From the Guidelines

Natriuretic Peptide (NP) levels increase in hypotension.

The provided evidence does not directly address the relationship between natriuretic peptide levels and hypotension, but it does discuss the role of natriuretic peptides in heart failure and their response to various cardiac conditions.
According to the pathophysiology of natriuretic peptides, they are released in response to increased ventricular wall tension, which can occur in conditions such as heart failure, pulmonary embolism, and sepsis 1.
While the evidence does not specifically mention hypotension, it can be inferred that any condition that increases ventricular wall tension, including hypotension, may lead to an increase in natriuretic peptide levels.
However, it is essential to consider that natriuretic peptide levels can be influenced by various factors, including age, sex, and comorbidities, and their interpretation should be done cautiously 1.
In the context of heart failure, natriuretic peptide levels have been shown to parallel the clinical severity of the disease and can be used to assess prognosis and guide therapy 1.
Serial measurements of natriuretic peptide levels can also be used to track changes in risk profiles and clinical status among patients with heart failure 1.

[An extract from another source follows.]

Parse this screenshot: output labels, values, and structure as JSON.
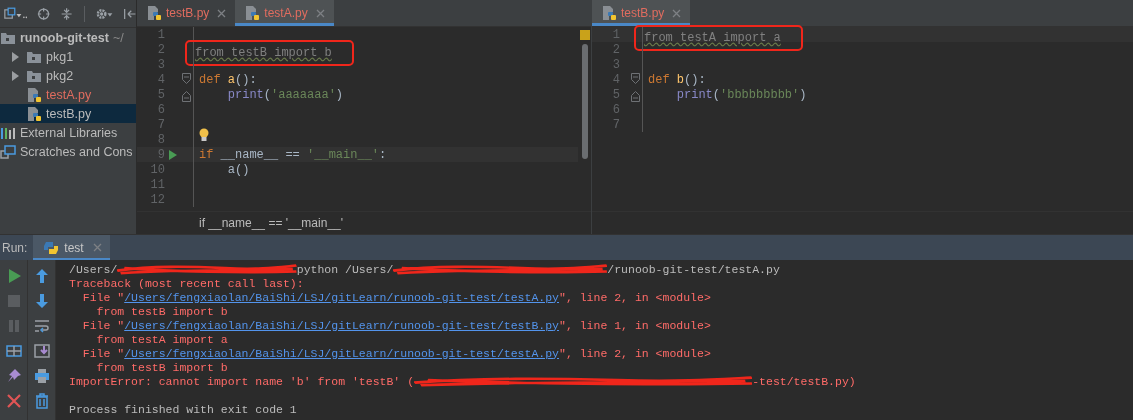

Natriuretic peptides are released in response to increased ventricular wall tension.
Conditions that increase ventricular wall tension, such as heart failure and pulmonary embolism, can lead to an increase in natriuretic peptide levels.
Natriuretic peptide levels can be influenced by various factors, including age, sex, and comorbidities.
Serial measurements of natriuretic peptide levels can be used to track changes in risk profiles and clinical status among patients with heart failure.
The interpretation of natriuretic peptide levels should be done cautiously, considering the clinical context and potential influencing factors.

From the Research

Natriuretic peptides, including atrial natriuretic peptide (ANP) and brain natriuretic peptide (BNP), are released in response to atrial and ventricular stretch, respectively, and cause vasorelaxation, inhibition of aldosterone secretion, and inhibition of renin secretion in the kidney 2.
ANP, acting through natriuretic peptide receptor 1 (NPR1), provokes hypotension, which is thought to be due to ANP inducing vasodilation via NPR1 in the vasculature 3.
The physiologic effects of C-type natriuretic peptide (CNP) are different from those of ANP and BNP, with CNP having a hypotensive effect but no significant diuretic or natriuretic actions 2.

Controlled hypotension decreases the release of natriuretic peptides in cardiovascular healthy patients, which may be contributed to by changes in cardiac filling pressure due to lower systemic resistance and diminished perfusion pressure 4.
In patients undergoing endonasal sinus surgery, controlled hypotension using esmolol or sodium nitroprusside resulted in significantly lower concentrations of atrial and brain natriuretic peptide compared to controls 4.
However, in certain disease states, such as congestive heart failure (CHF), systemic hypertension, and acute myocardial infarction, increased blood levels of natriuretic peptides have been found, suggesting a role in the pathophysiology of those diseases 2, 5.

The natriuretic peptides have been used in the treatment of disease, with the most experience with intravenous BNP in the treatment of CHF 2.
Another pharmacologic approach being used is the inhibition of natriuretic peptide metabolism by neutral endopeptidase (NEP) inhibitor drugs, which are currently being investigated as treatments for CHF and systemic hypertension 2.
Reversible pegylation of ANP has been shown to prolong the hypotensive effect of ANP, making it a potential candidate for development into an antihypertensive drug 6.